Comparant ce qui se passe actuellement dans les rues d’Alger avec le «Printemps arabe» qui a déferlé à partir de 2011 à la suite de la révolution populaire en Tunisie, il a confirmé ce qu’il avait déjà déclaré au micro de la chaîne Al Jazeera: «les dirigeants algériens, récemment déchus, ont soutenu la « contre révolution » en Tunisie en 2014».

«Les dirigeants algériens, aujourd’hui déchus ou en prison, ont eu très peur de la révolution en Tunisie. Ils voyaient d’un très mauvais œil le gouvernement démocratiquement élu et le début de la lutte contre la corruption. Ils ont donc appuyé de façon directe et indirecte l’ancien régime mais ce qu’ils redoutaient le plus, la contagion tunisienne, a fini par arriver chez eux. Hélas, au moment où la Tunisie est elle-même rentrée en récession démocratique…»

Pour lui, la révolution populaire en Algérie va non seulement servir de «bouclier» pour les changements à venir en Tunisie «après la fermeture de la parenthèse de la contre révolution», mais elle devrait également permettre de relancer le projet d’un Grand Maghreb (libre circulation entre l’Algérie, la Libye, le Maroc, la Mauritanie et la Tunisie) que les peuples maghrébins appellent de leurs vœux, affirme-t-il au micro de Sputnik.

«J’ai confiance dans la détermination du peuple algérien, qui est un grand peuple. Depuis 16 semaines, les Algériens manifestent tous les week-ends et, contrairement à ce qui s’est passé en France [la crise des gilets jaunes, ndlr], il n’y a eu ni œil crevé, ni main arrachée. Ce pays est en train de donner l’exemple de la conduite d’une révolution démocratique pacifique et, surtout, d’une révolution qui ne s’en laisse pas conter.»

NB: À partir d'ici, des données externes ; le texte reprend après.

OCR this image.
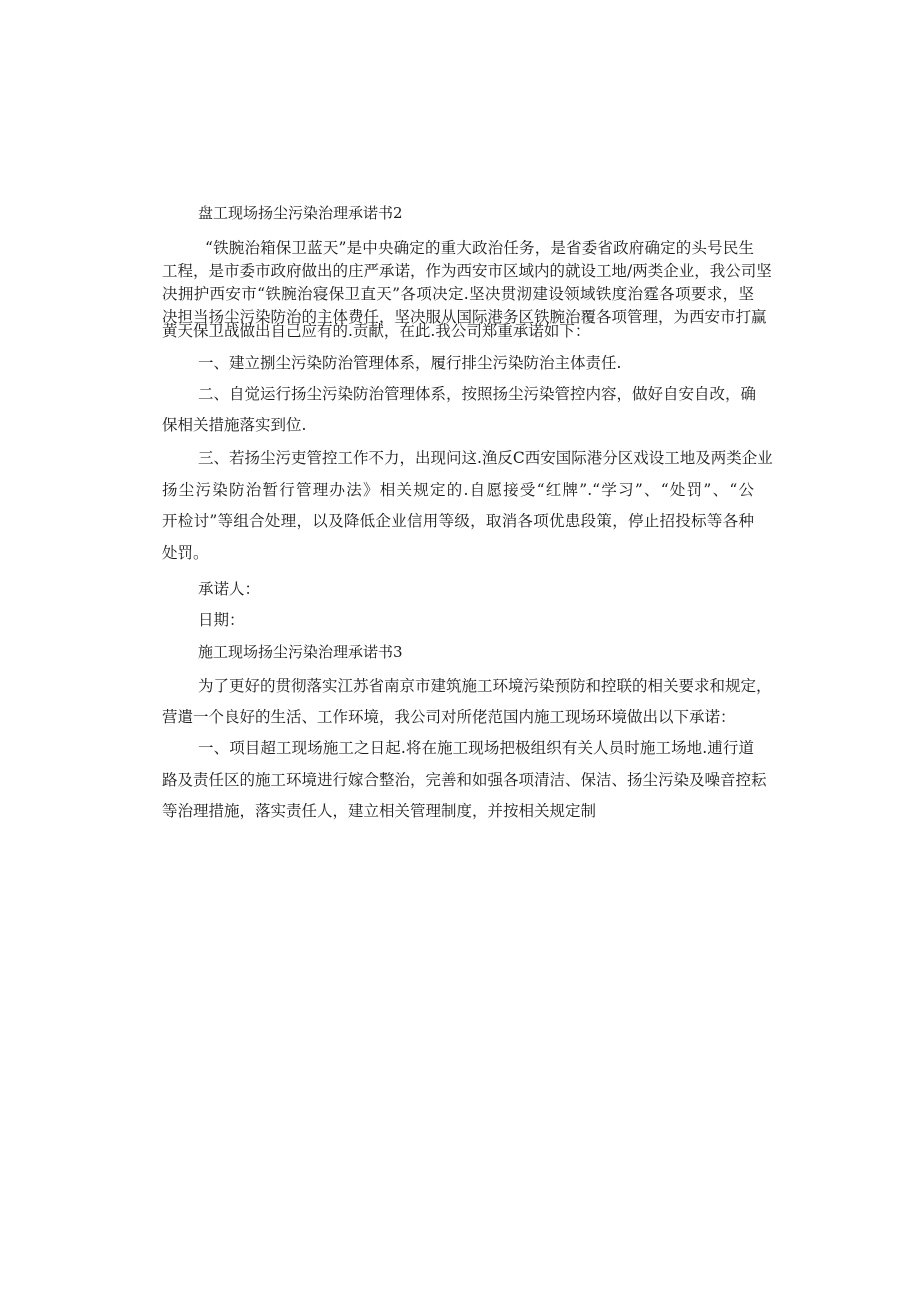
盘工现场扬尘污染治理承诺书2
“铁腕治箱保卫蓝天”是中央确定的重大政治任务，是省委省政府确定的头号民生
工程，是市委市政府做出的庄严承诺，作为西安市区域内的就设工地/两类企业，我公司坚
决拥护西安市“铁腕治寝保卫直天”各项决定.坚决贯沏建设领域铁度治霆各项要求，坚
决担当扬尘污染防治的主体费任，坚决服从国际港务区铁腕治覆各项管理，为西安市打赢
黄天保卫战做出自己应有的.贡献，在此.我公司郑重承诺如下：
一、建立捌尘污染防治管理体系，履行排尘污染防治主体责任.
二、自觉运行扬尘污染防治管理体系，按照扬尘污染管控内容，做好自安自改，确
保相关措施落实到位.
三、若扬尘污吏管控工作不力，出现问这.渔反C西安国际港分区戏设工地及两类企业
扬尘污染防治暂行管理办法》相关规定的.自愿接受“红牌”.“学习”、“处罚”、“公
开检讨”等组合处理，以及降低企业信用等级，取消各项优患段策，停止招投标等各种
处罚。
承诺人：
日期：
施工现场扬尘污染治理承诺书3
为了更好的贯彻落实江苏省南京市建筑施工环境污染预防和控联的相关要求和规定，
营遣一个良好的生活、工作环境，我公司对所佬范国内施工现场环境做出以下承诺：
一、项目超工现场施工之日起.将在施工现场把极组织有关人员时施工场地.逋行道
路及责任区的施工环境进行嫁合整治，完善和如强各项清洁、保洁、扬尘污染及噪音控耘
等治理措施，落实责任人，建立相关管理制度，并按相关规定制
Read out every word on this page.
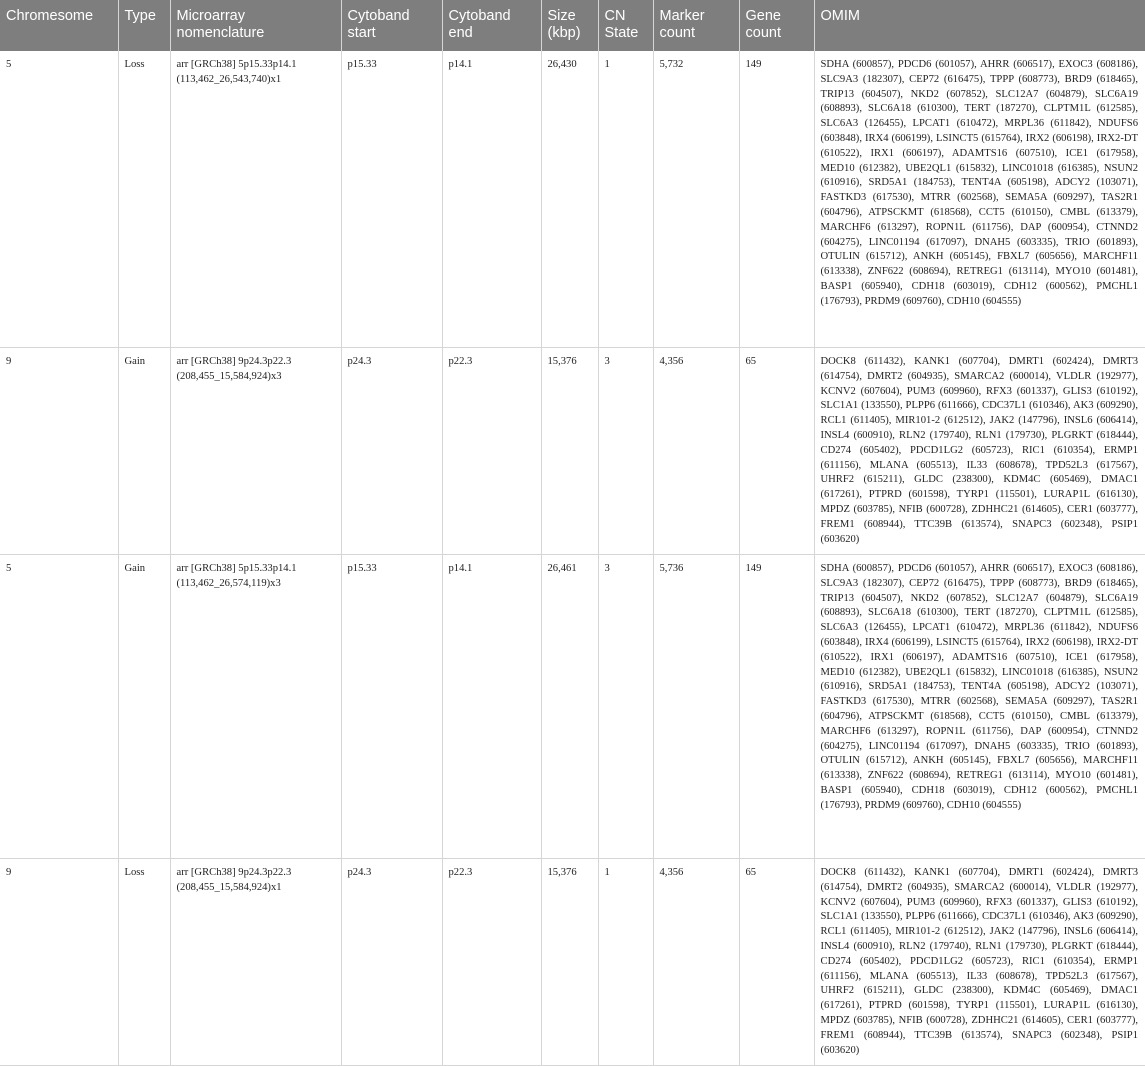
Chromesome	Type	Microarray nomenclature	Cytoband start	Cytoband end	Size (kbp)	CN State	Marker count	Gene count	OMIM
5	Loss	arr [GRCh38] 5p15.33p14.1 (113,462_26,543,740)x1	p15.33	p14.1	26,430	1	5,732	149	SDHA (600857), PDCD6 (601057), AHRR (606517), EXOC3 (608186), SLC9A3 (182307), CEP72 (616475), TPPP (608773), BRD9 (618465), TRIP13 (604507), NKD2 (607852), SLC12A7 (604879), SLC6A19 (608893), SLC6A18 (610300), TERT (187270), CLPTM1L (612585), SLC6A3 (126455), LPCAT1 (610472), MRPL36 (611842), NDUFS6 (603848), IRX4 (606199), LSINCT5 (615764), IRX2 (606198), IRX2-DT (610522), IRX1 (606197), ADAMTS16 (607510), ICE1 (617958), MED10 (612382), UBE2QL1 (615832), LINC01018 (616385), NSUN2 (610916), SRD5A1 (184753), TENT4A (605198), ADCY2 (103071), FASTKD3 (617530), MTRR (602568), SEMA5A (609297), TAS2R1 (604796), ATPSCKMT (618568), CCT5 (610150), CMBL (613379), MARCHF6 (613297), ROPN1L (611756), DAP (600954), CTNND2 (604275), LINC01194 (617097), DNAH5 (603335), TRIO (601893), OTULIN (615712), ANKH (605145), FBXL7 (605656), MARCHF11 (613338), ZNF622 (608694), RETREG1 (613114), MYO10 (601481), BASP1 (605940), CDH18 (603019), CDH12 (600562), PMCHL1 (176793), PRDM9 (609760), CDH10 (604555)
9	Gain	arr [GRCh38] 9p24.3p22.3 (208,455_15,584,924)x3	p24.3	p22.3	15,376	3	4,356	65	DOCK8 (611432), KANK1 (607704), DMRT1 (602424), DMRT3 (614754), DMRT2 (604935), SMARCA2 (600014), VLDLR (192977), KCNV2 (607604), PUM3 (609960), RFX3 (601337), GLIS3 (610192), SLC1A1 (133550), PLPP6 (611666), CDC37L1 (610346), AK3 (609290), RCL1 (611405), MIR101-2 (612512), JAK2 (147796), INSL6 (606414), INSL4 (600910), RLN2 (179740), RLN1 (179730), PLGRKT (618444), CD274 (605402), PDCD1LG2 (605723), RIC1 (610354), ERMP1 (611156), MLANA (605513), IL33 (608678), TPD52L3 (617567), UHRF2 (615211), GLDC (238300), KDM4C (605469), DMAC1 (617261), PTPRD (601598), TYRP1 (115501), LURAP1L (616130), MPDZ (603785), NFIB (600728), ZDHHC21 (614605), CER1 (603777), FREM1 (608944), TTC39B (613574), SNAPC3 (602348), PSIP1 (603620)
5	Gain	arr [GRCh38] 5p15.33p14.1 (113,462_26,574,119)x3	p15.33	p14.1	26,461	3	5,736	149	SDHA (600857), PDCD6 (601057), AHRR (606517), EXOC3 (608186), SLC9A3 (182307), CEP72 (616475), TPPP (608773), BRD9 (618465), TRIP13 (604507), NKD2 (607852), SLC12A7 (604879), SLC6A19 (608893), SLC6A18 (610300), TERT (187270), CLPTM1L (612585), SLC6A3 (126455), LPCAT1 (610472), MRPL36 (611842), NDUFS6 (603848), IRX4 (606199), LSINCT5 (615764), IRX2 (606198), IRX2-DT (610522), IRX1 (606197), ADAMTS16 (607510), ICE1 (617958), MED10 (612382), UBE2QL1 (615832), LINC01018 (616385), NSUN2 (610916), SRD5A1 (184753), TENT4A (605198), ADCY2 (103071), FASTKD3 (617530), MTRR (602568), SEMA5A (609297), TAS2R1 (604796), ATPSCKMT (618568), CCT5 (610150), CMBL (613379), MARCHF6 (613297), ROPN1L (611756), DAP (600954), CTNND2 (604275), LINC01194 (617097), DNAH5 (603335), TRIO (601893), OTULIN (615712), ANKH (605145), FBXL7 (605656), MARCHF11 (613338), ZNF622 (608694), RETREG1 (613114), MYO10 (601481), BASP1 (605940), CDH18 (603019), CDH12 (600562), PMCHL1 (176793), PRDM9 (609760), CDH10 (604555)
9	Loss	arr [GRCh38] 9p24.3p22.3 (208,455_15,584,924)x1	p24.3	p22.3	15,376	1	4,356	65	DOCK8 (611432), KANK1 (607704), DMRT1 (602424), DMRT3 (614754), DMRT2 (604935), SMARCA2 (600014), VLDLR (192977), KCNV2 (607604), PUM3 (609960), RFX3 (601337), GLIS3 (610192), SLC1A1 (133550), PLPP6 (611666), CDC37L1 (610346), AK3 (609290), RCL1 (611405), MIR101-2 (612512), JAK2 (147796), INSL6 (606414), INSL4 (600910), RLN2 (179740), RLN1 (179730), PLGRKT (618444), CD274 (605402), PDCD1LG2 (605723), RIC1 (610354), ERMP1 (611156), MLANA (605513), IL33 (608678), TPD52L3 (617567), UHRF2 (615211), GLDC (238300), KDM4C (605469), DMAC1 (617261), PTPRD (601598), TYRP1 (115501), LURAP1L (616130), MPDZ (603785), NFIB (600728), ZDHHC21 (614605), CER1 (603777), FREM1 (608944), TTC39B (613574), SNAPC3 (602348), PSIP1 (603620)
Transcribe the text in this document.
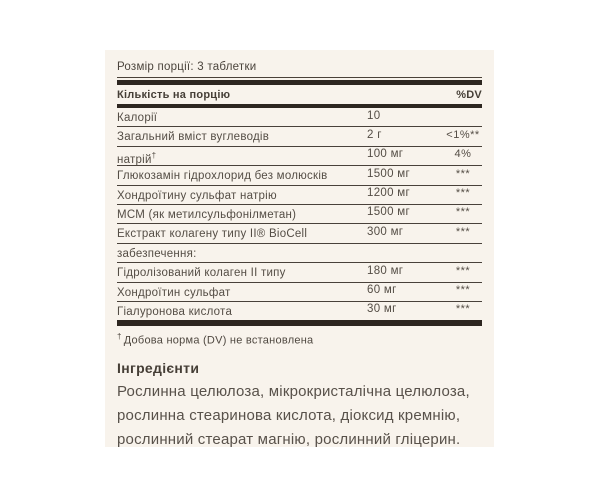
Розмір порції: 3 таблетки
Кількість на порцію	%DV
Калорії	10
Загальний вміст вуглеводів	2 г	<1%**
натрій†	100 мг	4%
Глюкозамін гідрохлорид без молюсків	1500 мг	***
Хондроїтину сульфат натрію	1200 мг	***
МСМ (як метилсульфонілметан)	1500 мг	***
Екстракт колагену типу II® BioCell	300 мг	***
забезпечення:
Гідролізований колаген II типу	180 мг	***
Хондроїтин сульфат	60 мг	***
Гіалуронова кислота	30 мг	***
† Добова норма (DV) не встановлена
Інгредієнти
Рослинна целюлоза, мікрокристалічна целюлоза, рослинна стеаринова кислота, діоксид кремнію, рослинний стеарат магнію, рослинний гліцерин.
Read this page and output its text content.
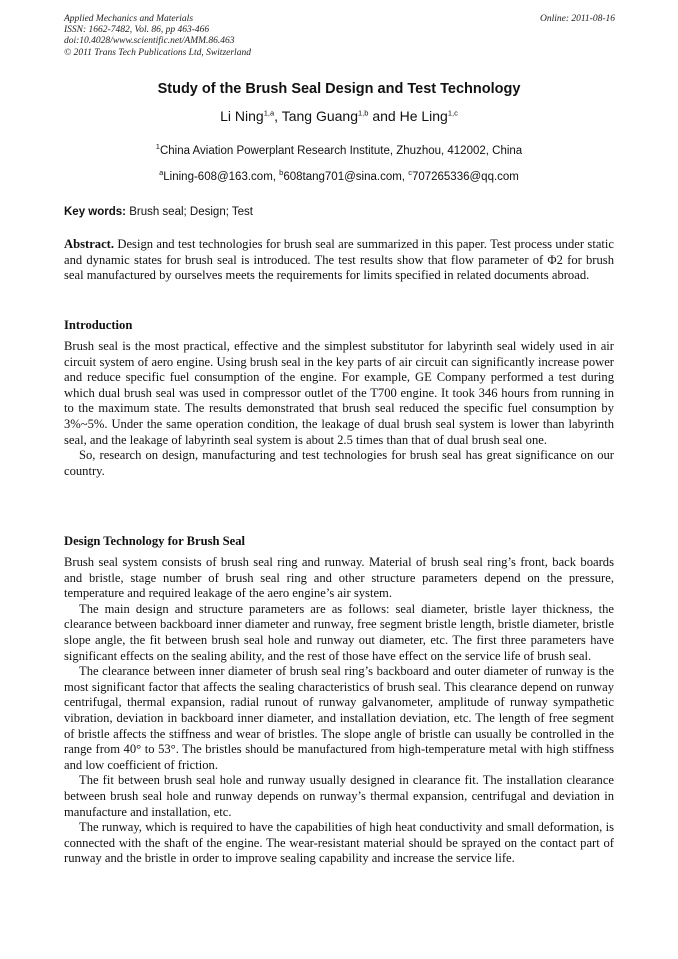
Applied Mechanics and Materials
ISSN: 1662-7482, Vol. 86, pp 463-466
doi:10.4028/www.scientific.net/AMM.86.463
© 2011 Trans Tech Publications Ltd, Switzerland
Online: 2011-08-16
Study of the Brush Seal Design and Test Technology
Li Ning$^{1,a}$, Tang Guang$^{1,b}$ and He Ling$^{1,c}$
$^1$China Aviation Powerplant Research Institute, Zhuzhou, 412002, China
$^a$Lining-608@163.com, $^b$608tang701@sina.com, $^c$707265336@qq.com
Key words: Brush seal; Design; Test

Abstract. Design and test technologies for brush seal are summarized in this paper. Test process under static and dynamic states for brush seal is introduced. The test results show that flow parameter of Φ2 for brush seal manufactured by ourselves meets the requirements for limits specified in related documents abroad.

Introduction

Brush seal is the most practical, effective and the simplest substitutor for labyrinth seal widely used in air circuit system of aero engine. Using brush seal in the key parts of air circuit can significantly increase power and reduce specific fuel consumption of the engine. For example, GE Company performed a test during which dual brush seal was used in compressor outlet of the T700 engine. It took 346 hours from running in to the maximum state. The results demonstrated that brush seal reduced the specific fuel consumption by 3%~5%. Under the same operation condition, the leakage of dual brush seal system is lower than labyrinth seal, and the leakage of labyrinth seal system is about 2.5 times than that of dual brush seal one.

So, research on design, manufacturing and test technologies for brush seal has great significance on our country.

Design Technology for Brush Seal

Brush seal system consists of brush seal ring and runway. Material of brush seal ring’s front, back boards and bristle, stage number of brush seal ring and other structure parameters depend on the pressure, temperature and required leakage of the aero engine’s air system.

The main design and structure parameters are as follows: seal diameter, bristle layer thickness, the clearance between backboard inner diameter and runway, free segment bristle length, bristle diameter, bristle slope angle, the fit between brush seal hole and runway out diameter, etc. The first three parameters have significant effects on the sealing ability, and the rest of those have effect on the service life of brush seal.

The clearance between inner diameter of brush seal ring’s backboard and outer diameter of runway is the most significant factor that affects the sealing characteristics of brush seal. This clearance depend on runway centrifugal, thermal expansion, radial runout of runway galvanometer, amplitude of runway sympathetic vibration, deviation in backboard inner diameter, and installation deviation, etc. The length of free segment of bristle affects the stiffness and wear of bristles. The slope angle of bristle can usually be controlled in the range from 40° to 53°. The bristles should be manufactured from high-temperature metal with high stiffness and low coefficient of friction.

The fit between brush seal hole and runway usually designed in clearance fit. The installation clearance between brush seal hole and runway depends on runway’s thermal expansion, centrifugal and deviation in manufacture and installation, etc.

The runway, which is required to have the capabilities of high heat conductivity and small deformation, is connected with the shaft of the engine. The wear-resistant material should be sprayed on the contact part of runway and the bristle in order to improve sealing capability and increase the service life.
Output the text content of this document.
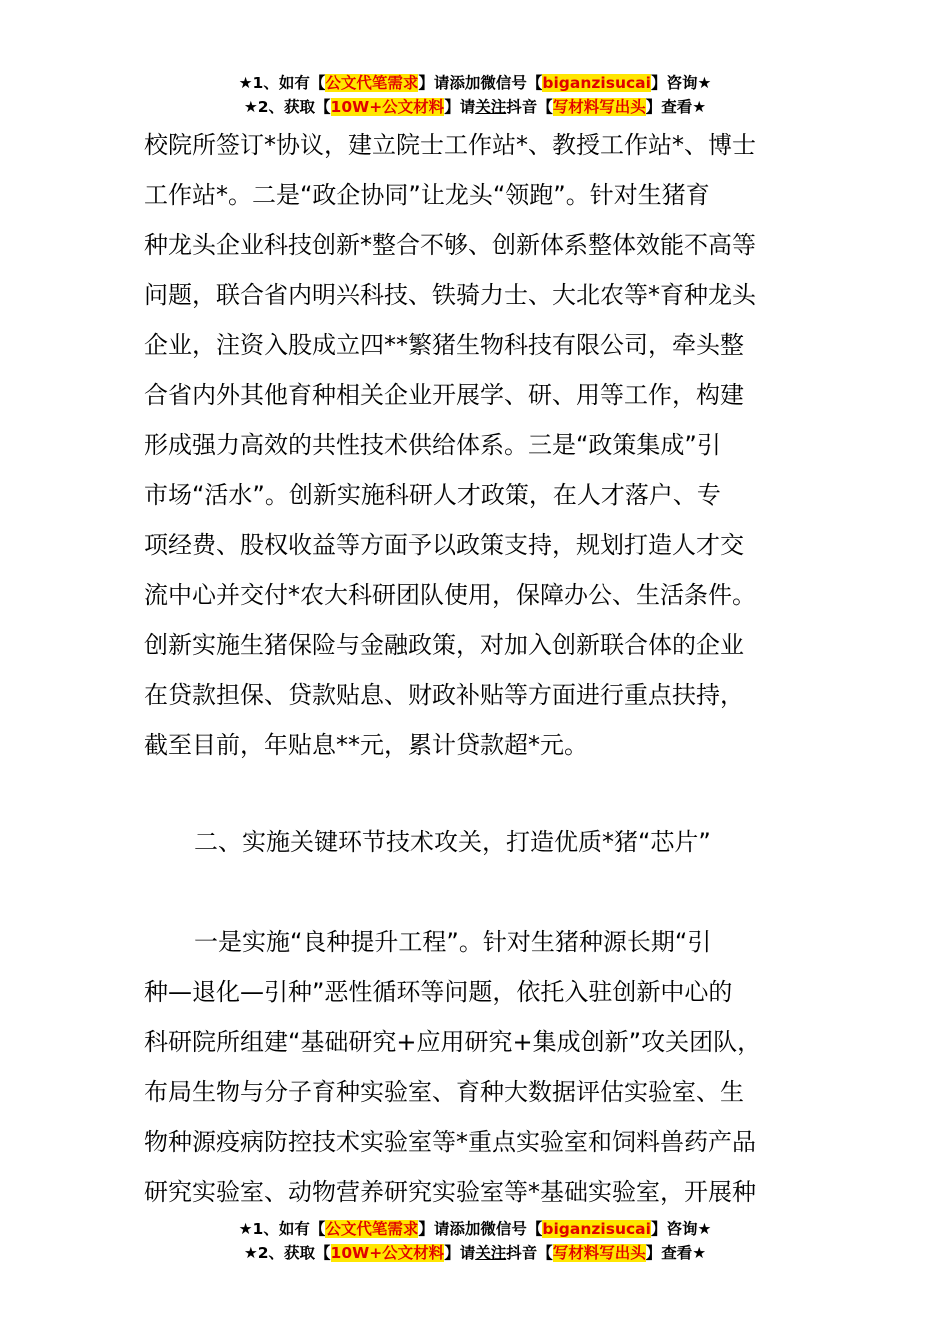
★1、如有【公文代笔需求】请添加微信号【biganzisucai】咨询★
★2、获取【10W+公文材料】请关注抖音【写材料写出头】查看★
校院所签订*协议，建立院士工作站*、教授工作站*、博士
工作站*。二是“政企协同”让龙头“领跑”。针对生猪育
种龙头企业科技创新*整合不够、创新体系整体效能不高等
问题，联合省内明兴科技、铁骑力士、大北农等*育种龙头
企业，注资入股成立四**繁猪生物科技有限公司，牵头整
合省内外其他育种相关企业开展学、研、用等工作，构建
形成强力高效的共性技术供给体系。三是“政策集成”引
市场“活水”。创新实施科研人才政策，在人才落户、专
项经费、股权收益等方面予以政策支持，规划打造人才交
流中心并交付*农大科研团队使用，保障办公、生活条件。
创新实施生猪保险与金融政策，对加入创新联合体的企业
在贷款担保、贷款贴息、财政补贴等方面进行重点扶持，
截至目前，年贴息**元，累计贷款超*元。
二、实施关键环节技术攻关，打造优质*猪“芯片”
一是实施“良种提升工程”。针对生猪种源长期“引
种—退化—引种”恶性循环等问题，依托入驻创新中心的
科研院所组建“基础研究+应用研究+集成创新”攻关团队，
布局生物与分子育种实验室、育种大数据评估实验室、生
物种源疫病防控技术实验室等*重点实验室和饲料兽药产品
研究实验室、动物营养研究实验室等*基础实验室，开展种
★1、如有【公文代笔需求】请添加微信号【biganzisucai】咨询★
★2、获取【10W+公文材料】请关注抖音【写材料写出头】查看★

Contrairement aux Tunisiens, qui ont été «naïfs» en acceptant de faire la transition avec l’ancien régime, les Algériens, eux, n’accepteront pas que le système se perpétue. Dans ce cas, il y aura «une vraie rupture en Algérie» et «un rapprochement avec le Maroc deviendra alors possible», levant le principal obstacle à la réalisation d’un grand marché au Maghreb susceptible de regrouper plus de 100 millions d’habitants, prédit-il. Quant au rôle que la Tunisie pourra jouer dans ce rapprochement, il réitère sa conviction que:

«L’avenir de la Tunisie est dans un espace maghrébin et un espace africain dont elle s’est longtemps exclue. Dès 2012, j’ai entrepris une tournée des capitales maghrébines pour tenter un rapprochement entre le Maroc et l’Algérie sur la question de l’abrogation des vielles frontières qui sont une aberration aussi bien pour les peuples que pour les États, mais le niet est toujours venu des dirigeants algériens», accuse-t-il.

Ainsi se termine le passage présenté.